Der Mystiker und der Antimystiker: Luther ist letztlich beides. Der spätere protestantische Intellektualismus ist Luthers Sache ganz und gar nicht. Das „Vernünfteln“ hasst er. Und doch hat seine Betonung des „äußeren Wortes“  intellektuellen Höhenflügen den Weg bereitet. In der sogenannten „lutherischen Orthodoxie“ werden alle mystischen Regungen fortan im Keim erstickt. Nur einzelne evangelische Christen wagten es, den inneren Weg zu gehen.

Lutherische Orthodoxie erstickte die Mystik

In den letzten Jahrzehnten kündigt sich ein Wandel an. Der Schweizer Pfarrer Walter Nigg und der bayerische Diakon Gerhard Wehr waren weithin unbeachtete Wegbereiter einer neuen Wertschätzung der Mystik. Theologie und Mystik, Wort und Stille, Kopf und Herz, Innen und Außen, Engagement und Kontemplation gehören für sie zusammen – damit wir ganze Menschen werden, aber auch um der Welt willen, deren Herausforderungen beides brauchen: Vernunft und Seele, Gottes­erkenntnis und Gotteserfahrung.

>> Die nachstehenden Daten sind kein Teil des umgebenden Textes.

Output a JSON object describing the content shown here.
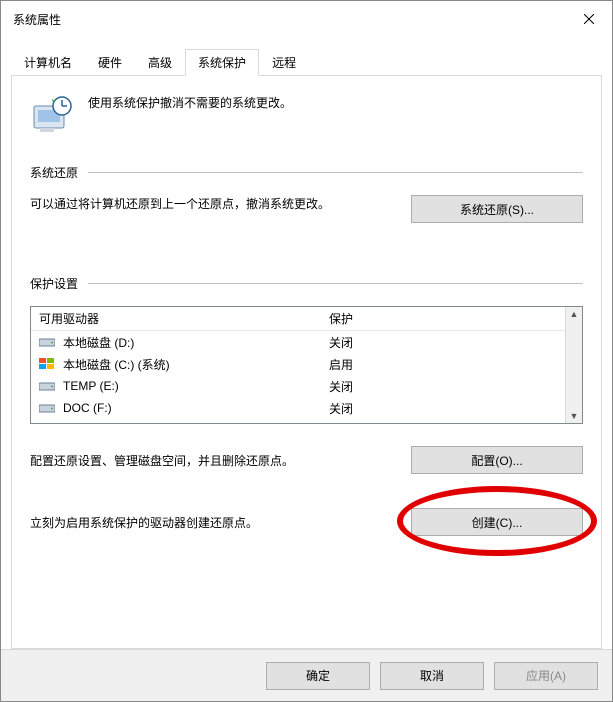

Die letzten Worte Luthers deuten eine zutiefst mystische Erfahrung und Erkenntnis an: „Wir sind Bettler, das ist wahr!“. Vor Gott stehen wir mit leeren Händen, ganz und gar angewiesen auf seine Zuwendung. Genau das ist der Erfahrungsweg, den christliche Mystik zeigt: Den Weg in jene Leere, in jenes Vakuum, das nur Gott allein auszufüllen vermag.